Opioid abuse treatment medications equally effective

Buprenorphine-naloxone combination and extended-release naltrexone were both safe and effective in managing patients with opioid use disorder, yielding nearly identical results, according to findings recently published in The Lancet.

“Previous opioid antagonist or agonist comparisons have evaluated oral naltrexone and long-term naltrexone implants, but not monthly extended-release naltrexone treatment,” Joshua D. Lee, MD, department of population health, New York University School of Medicine, and colleagues wrote. “Important clinical issues remain unanswered, beyond the established efficacy of either extended-release naltrexone or buprenorphine-naloxone.”

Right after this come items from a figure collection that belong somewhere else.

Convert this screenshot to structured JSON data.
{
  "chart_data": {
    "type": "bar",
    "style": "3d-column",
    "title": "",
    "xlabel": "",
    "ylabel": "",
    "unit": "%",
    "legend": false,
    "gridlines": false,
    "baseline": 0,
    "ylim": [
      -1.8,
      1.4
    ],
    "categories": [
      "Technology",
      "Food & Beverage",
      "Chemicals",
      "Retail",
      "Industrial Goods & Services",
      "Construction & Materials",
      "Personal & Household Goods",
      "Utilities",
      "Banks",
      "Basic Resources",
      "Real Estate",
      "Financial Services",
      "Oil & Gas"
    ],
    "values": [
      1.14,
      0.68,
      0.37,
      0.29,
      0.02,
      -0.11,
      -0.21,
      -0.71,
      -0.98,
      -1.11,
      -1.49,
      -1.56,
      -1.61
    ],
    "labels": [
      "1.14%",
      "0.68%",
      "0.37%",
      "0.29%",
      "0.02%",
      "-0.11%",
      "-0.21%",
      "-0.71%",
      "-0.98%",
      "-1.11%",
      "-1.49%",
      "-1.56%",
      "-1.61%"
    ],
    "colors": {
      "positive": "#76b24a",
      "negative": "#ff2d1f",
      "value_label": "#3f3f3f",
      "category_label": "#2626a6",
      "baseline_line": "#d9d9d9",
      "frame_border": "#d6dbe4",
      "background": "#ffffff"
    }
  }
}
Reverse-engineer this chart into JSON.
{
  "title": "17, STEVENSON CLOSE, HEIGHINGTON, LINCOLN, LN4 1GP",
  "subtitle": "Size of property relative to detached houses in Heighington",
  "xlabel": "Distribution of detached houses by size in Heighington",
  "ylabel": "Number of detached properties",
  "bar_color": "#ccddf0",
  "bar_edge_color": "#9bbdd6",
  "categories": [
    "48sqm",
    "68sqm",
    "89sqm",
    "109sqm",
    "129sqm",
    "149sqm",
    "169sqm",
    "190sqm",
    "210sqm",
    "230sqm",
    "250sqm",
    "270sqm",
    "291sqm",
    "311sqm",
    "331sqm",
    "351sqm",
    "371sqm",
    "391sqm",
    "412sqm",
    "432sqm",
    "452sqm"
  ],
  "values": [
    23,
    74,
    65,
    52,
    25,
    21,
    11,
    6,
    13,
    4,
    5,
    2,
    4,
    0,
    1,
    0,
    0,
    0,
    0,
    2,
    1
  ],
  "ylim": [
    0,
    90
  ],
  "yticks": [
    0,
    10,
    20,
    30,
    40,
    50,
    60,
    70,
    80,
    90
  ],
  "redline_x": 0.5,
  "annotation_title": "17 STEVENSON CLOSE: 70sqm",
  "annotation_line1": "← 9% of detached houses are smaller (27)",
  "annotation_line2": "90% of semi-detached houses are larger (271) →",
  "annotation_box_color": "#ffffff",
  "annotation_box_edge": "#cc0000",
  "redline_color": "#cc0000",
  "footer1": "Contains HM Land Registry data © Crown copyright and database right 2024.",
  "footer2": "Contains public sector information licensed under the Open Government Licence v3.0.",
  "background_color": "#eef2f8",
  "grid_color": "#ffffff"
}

Researchers conducted a 24-week, open-label, randomized, controlled, comparative effectiveness trial. Patients received either extended-release naltrexone via a monthly- intramuscular injections totaling 4 mL, or buprenorphine-naloxone via a daily self-administered sublingual film of either 4 mg/1 mg or 8 mg/2 mg strength. Most patients were actively using heroin at study baseline and all had used nonprescribed opioids in the past 30 days. Of the 570 intention-to-treat patients, 474 were successfully inducted into their respective 24 weeks of outpatient therapy, with 204 utilizing the extended-release naltrexone.

The primary outcome was time to relapse, which was defined as any nonstudy opioid after day 20 following randomization, either self-reported or by urine test,. Secondary outcomes were the proportion of participants successfully inducted onto a first dose of study medication, adverse events, frequency of nonstudy opioid use per Timeline Followback and assessment of weekly urine toxicology samples, and self-rated opioid cravings.

Lee and colleagues found that among participants successfully inducted, 24-week relapse events were similar across both groups . Conversely, 24-week relapse events occurred more frequently in patients receiving extended-release naltrexone than in those receiving sublingual buprenorphine-naloxone (HR = 1.36; 95% CI, 1.1–1.68) among the intent-to-treat population.

Other findings included:

• opioid-abstinent days and opioid-negative urine samples (both P <.0001) were more common in buprenorphine-naloxone recipients among the intention-to-treat population but were nearly identical across both study groups in the per-protocol population;
• self-reported opioid cravings were initially less with the extended-release naltrexone group (P = .0012), but both groups converged by week 24; and
• with the exception of mild-to-moderate injection site reactions, serious adverse events did not differ between treatment groups among the extended-release naltrexone group.

“Studies show that people with opioid dependence who follow detoxification with no medication are very likely to return to drug use, yet many treatment programs have been slow to accept medications that have proven to be safe and effective,” Nora D. Volkow, MD, director of the National Institute for Drug Abuse, said in a press release. “These findings should encourage clinicians to use medication protocols.”

“Our findings should dispel some commonly held misconceptions and help patients choose between these different approaches to treatment,” John Rotrosen, MD, study co-author and professor, department of psychiatry, New York University School of Medicine, added in a separate press release. – by Janel Miller

Disclosures: Lee reports receiving research funding from the National Institute for Drug Abuse. Please see the study for all other authors’ relevant financial disclosures.